AngeloMundy disse...

demais, carlão! parabéns.
E eu tô de acordo!
aqui no apartamento debaixo do meu, uma menina coloca um som eletrônico bem baixinho, mas por algum motivo fica batendo estaca no meu quarto. Acho que é só pq a caixa tá encostada na parede, e aí reverbera pra cá.
lembrei também de quando morava no largo da batata, com o Uirá, e uma máquina de lavar do vizinho de baixo estava com problema na correia... Ela gritava agudo, um agudo quase inaudível, mas meus tímpanos transmitiam um arrepio enorme pela espinha. Depois que comecei a reclamar, o barulho sempre parecia ser pior... Até que um dia finalmente consertaram a porra da correia.
Incrível como tem umas sutilezas que podem incomodar muito, e o que é óbvio, evidente, é censurado previamente. O incômodo é imprevisível, e a gente precisa aprender a lidar com ele encarando a necessidade do diálogo, da conversa, da negociação.
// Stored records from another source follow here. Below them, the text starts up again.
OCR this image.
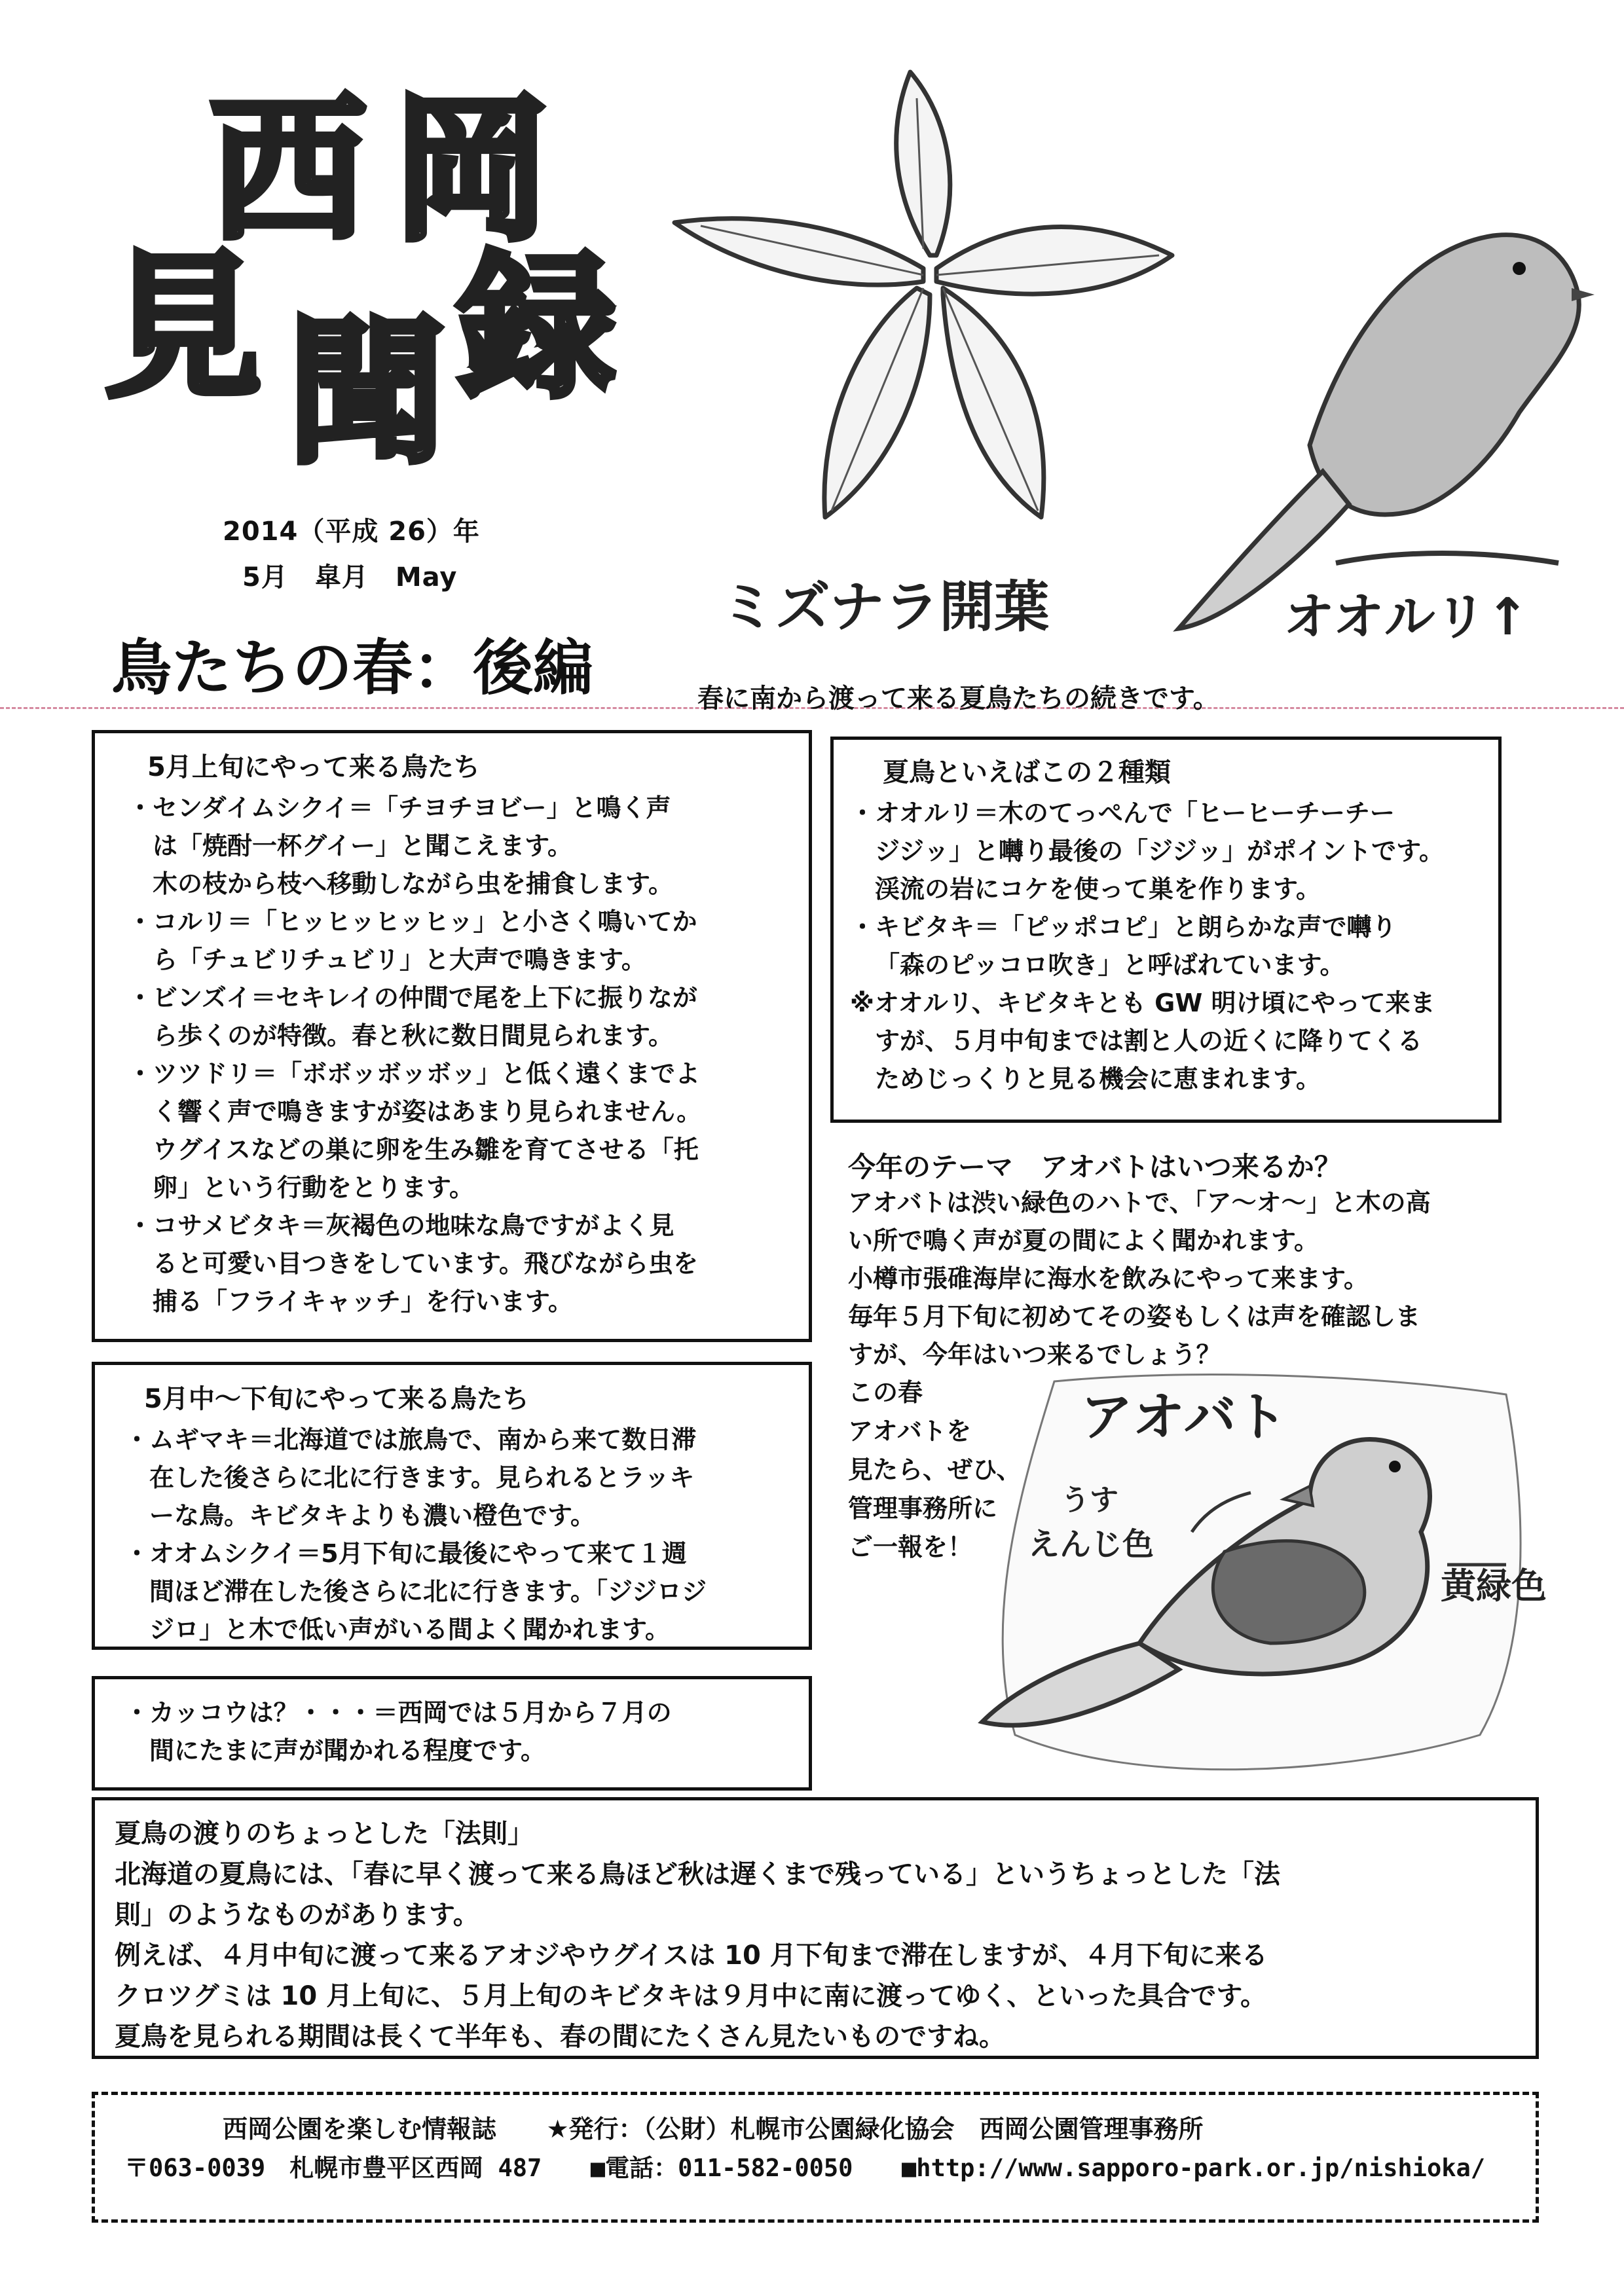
西 岡
見 聞 録
2014（平成 26）年
5月　皐月　May	ミズナラ開葉	オオルリ↑
鳥たちの春：後編	春に南から渡って来る夏鳥たちの続きです。
5月上旬にやって来る鳥たち

・センダイムシクイ＝「チヨチヨビー」と鳴く声

は「焼酎一杯グイー」と聞こえます。

木の枝から枝へ移動しながら虫を捕食します。

・コルリ＝「ヒッヒッヒッヒッ」と小さく鳴いてか

ら「チュビリチュビリ」と大声で鳴きます。

・ビンズイ＝セキレイの仲間で尾を上下に振りなが

ら歩くのが特徴。春と秋に数日間見られます。

・ツツドリ＝「ボボッボッボッ」と低く遠くまでよ

く響く声で鳴きますが姿はあまり見られません。

ウグイスなどの巣に卵を生み雛を育てさせる「托

卵」という行動をとります。

・コサメビタキ＝灰褐色の地味な鳥ですがよく見

ると可愛い目つきをしています。飛びながら虫を

捕る「フライキャッチ」を行います。

5月中～下旬にやって来る鳥たち

・ムギマキ＝北海道では旅鳥で、南から来て数日滞

在した後さらに北に行きます。見られるとラッキ

ーな鳥。キビタキよりも濃い橙色です。

・オオムシクイ＝5月下旬に最後にやって来て１週

間ほど滞在した後さらに北に行きます。「ジジロジ

ジロ」と木で低い声がいる間よく聞かれます。

・カッコウは？・・・＝西岡では５月から７月の

間にたまに声が聞かれる程度です。

夏鳥といえばこの２種類

・オオルリ＝木のてっぺんで「ヒーヒーチーチー

ジジッ」と囀り最後の「ジジッ」がポイントです。

渓流の岩にコケを使って巣を作ります。

・キビタキ＝「ピッポコピ」と朗らかな声で囀り

「森のピッコロ吹き」と呼ばれています。

※オオルリ、キビタキとも GW 明け頃にやって来ま

すが、５月中旬までは割と人の近くに降りてくる

ためじっくりと見る機会に恵まれます。

今年のテーマ　アオバトはいつ来るか？

アオバトは渋い緑色のハトで、「ア～オ～」と木の高

い所で鳴く声が夏の間によく聞かれます。

小樽市張碓海岸に海水を飲みにやって来ます。

毎年５月下旬に初めてその姿もしくは声を確認しま

すが、今年はいつ来るでしょう？

この春

アオバトを

見たら、ぜひ、

管理事務所に

ご一報を！

アオバト
うす
えんじ色
黄緑色

夏鳥の渡りのちょっとした「法則」

北海道の夏鳥には、「春に早く渡って来る鳥ほど秋は遅くまで残っている」というちょっとした「法

則」のようなものがあります。

例えば、４月中旬に渡って来るアオジやウグイスは 10 月下旬まで滞在しますが、４月下旬に来る

クロツグミは 10 月上旬に、５月上旬のキビタキは９月中に南に渡ってゆく、といった具合です。

夏鳥を見られる期間は長くて半年も、春の間にたくさん見たいものですね。

西岡公園を楽しむ情報誌 ★発行：（公財）札幌市公園緑化協会　西岡公園管理事務所
〒063-0039　札幌市豊平区西岡 487 ■電話：011-582-0050 ■http://www.sapporo-park.or.jp/nishioka/
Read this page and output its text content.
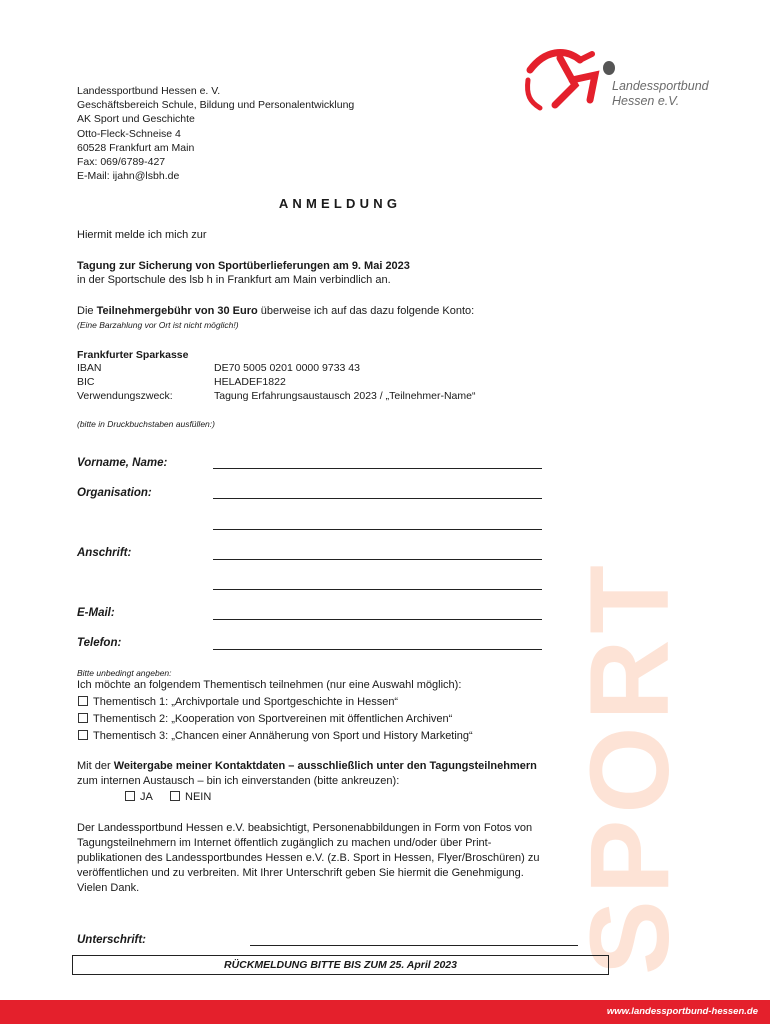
Landessportbund Hessen e. V.
Geschäftsbereich Schule, Bildung und Personalentwicklung
AK Sport und Geschichte
Otto-Fleck-Schneise 4
60528 Frankfurt am Main
Fax: 069/6789-427
E-Mail: ijahn@lsbh.de
Landessportbund
Hessen e.V.
SPORT
ANMELDUNG
Hiermit melde ich mich zur
Tagung zur Sicherung von Sportüberlieferungen am 9. Mai 2023
in der Sportschule des lsb h in Frankfurt am Main verbindlich an.
Die Teilnehmergebühr von 30 Euro überweise ich auf das dazu folgende Konto:
(Eine Barzahlung vor Ort ist nicht möglich!)
Frankfurter Sparkasse
IBAN	DE70 5005 0201 0000 9733 43
BIC	HELADEF1822
Verwendungszweck:	Tagung Erfahrungsaustausch 2023 / „Teilnehmer-Name“
(bitte in Druckbuchstaben ausfüllen:)
Vorname, Name:
Organisation:
Anschrift:
E-Mail:
Telefon:
Bitte unbedingt angeben:
Ich möchte an folgendem Thementisch teilnehmen (nur eine Auswahl möglich):
Thementisch 1: „Archivportale und Sportgeschichte in Hessen“
Thementisch 2: „Kooperation von Sportvereinen mit öffentlichen Archiven“
Thementisch 3: „Chancen einer Annäherung von Sport und History Marketing“
Mit der Weitergabe meiner Kontaktdaten – ausschließlich unter den Tagungsteilnehmern
zum internen Austausch – bin ich einverstanden (bitte ankreuzen):
JA	NEIN
Der Landessportbund Hessen e.V. beabsichtigt, Personenabbildungen in Form von Fotos von
Tagungsteilnehmern im Internet öffentlich zugänglich zu machen und/oder über Print-
publikationen des Landessportbundes Hessen e.V. (z.B. Sport in Hessen, Flyer/Broschüren) zu
veröffentlichen und zu verbreiten. Mit Ihrer Unterschrift geben Sie hiermit die Genehmigung.
Vielen Dank.
Unterschrift:
RÜCKMELDUNG BITTE BIS ZUM 25. April 2023
www.landessportbund-hessen.de
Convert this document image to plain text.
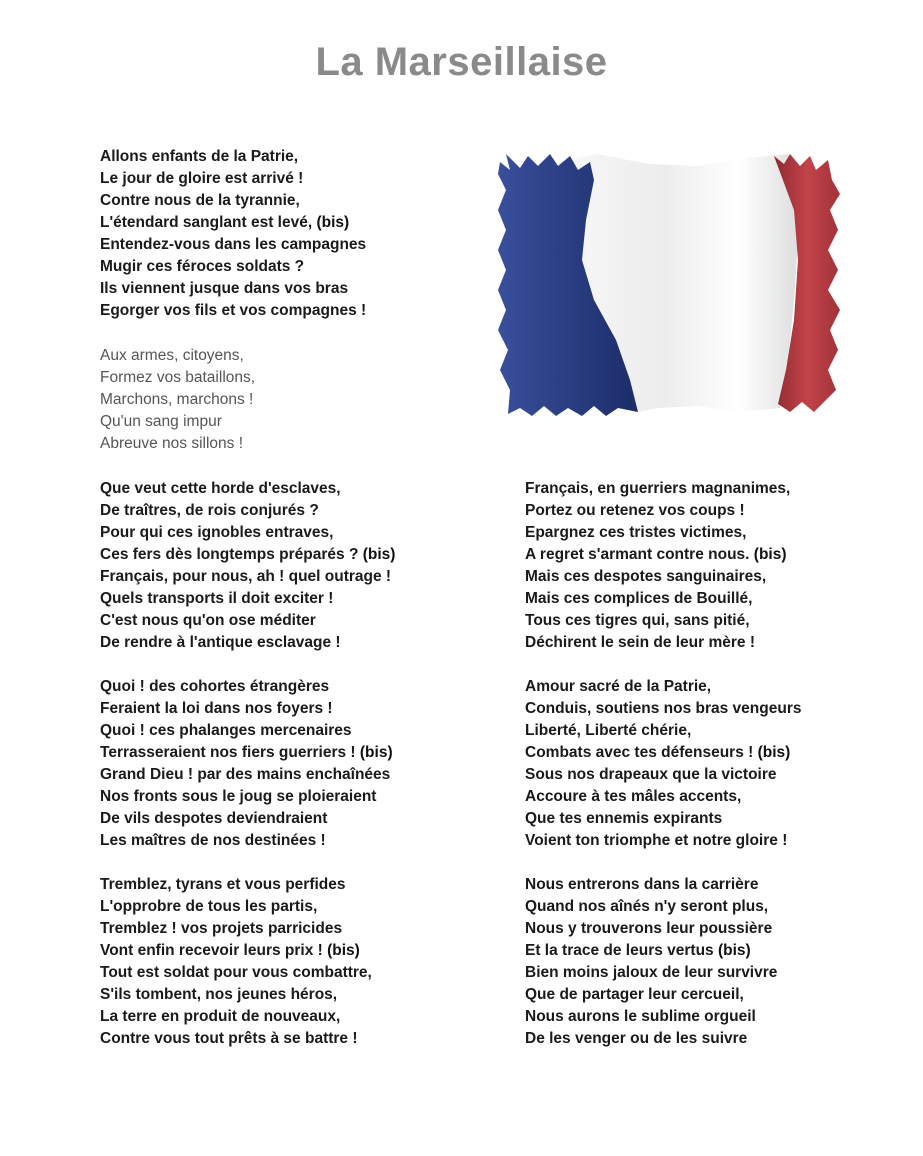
La Marseillaise
Allons enfants de la Patrie,
Le jour de gloire est arrivé !
Contre nous de la tyrannie,
L'étendard sanglant est levé, (bis)
Entendez-vous dans les campagnes
Mugir ces féroces soldats ?
Ils viennent jusque dans vos bras
Egorger vos fils et vos compagnes !
Aux armes, citoyens,
Formez vos bataillons,
Marchons, marchons !
Qu'un sang impur
Abreuve nos sillons !
Que veut cette horde d'esclaves,
De traîtres, de rois conjurés ?
Pour qui ces ignobles entraves,
Ces fers dès longtemps préparés ? (bis)
Français, pour nous, ah ! quel outrage !
Quels transports il doit exciter !
C'est nous qu'on ose méditer
De rendre à l'antique esclavage !
Quoi ! des cohortes étrangères
Feraient la loi dans nos foyers !
Quoi ! ces phalanges mercenaires
Terrasseraient nos fiers guerriers ! (bis)
Grand Dieu ! par des mains enchaînées
Nos fronts sous le joug se ploieraient
De vils despotes deviendraient
Les maîtres de nos destinées !
Tremblez, tyrans et vous perfides
L'opprobre de tous les partis,
Tremblez ! vos projets parricides
Vont enfin recevoir leurs prix ! (bis)
Tout est soldat pour vous combattre,
S'ils tombent, nos jeunes héros,
La terre en produit de nouveaux,
Contre vous tout prêts à se battre !
Français, en guerriers magnanimes,
Portez ou retenez vos coups !
Epargnez ces tristes victimes,
A regret s'armant contre nous. (bis)
Mais ces despotes sanguinaires,
Mais ces complices de Bouillé,
Tous ces tigres qui, sans pitié,
Déchirent le sein de leur mère !
Amour sacré de la Patrie,
Conduis, soutiens nos bras vengeurs
Liberté, Liberté chérie,
Combats avec tes défenseurs ! (bis)
Sous nos drapeaux que la victoire
Accoure à tes mâles accents,
Que tes ennemis expirants
Voient ton triomphe et notre gloire !
Nous entrerons dans la carrière
Quand nos aînés n'y seront plus,
Nous y trouverons leur poussière
Et la trace de leurs vertus (bis)
Bien moins jaloux de leur survivre
Que de partager leur cercueil,
Nous aurons le sublime orgueil
De les venger ou de les suivre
Afinal, tanto família quanto vizinhança, tanto bairro quanto cidade, tanto casal quanto amigo, é tudo forma diferente da mesma coisa: convivência!
abração

Anônimo disse...

É... a pirotecnia familiar que faz da vida privada vida pública!

Anônimo disse...

Parabéns pela iniciativa...
Ler seus textos só não é melhor do que ouvi-los.
Muito boa crônica, como sempre!

Ricardo Carneiro e Silva disse...

Carlão, dahora. adorei a crônica! li como se estivesse escutando o ritmo de sua leitura. muito bom cara. vc podia algum dia postar aquela q vc leu sobre o jack kerouac, foi fantástica aquela leitura.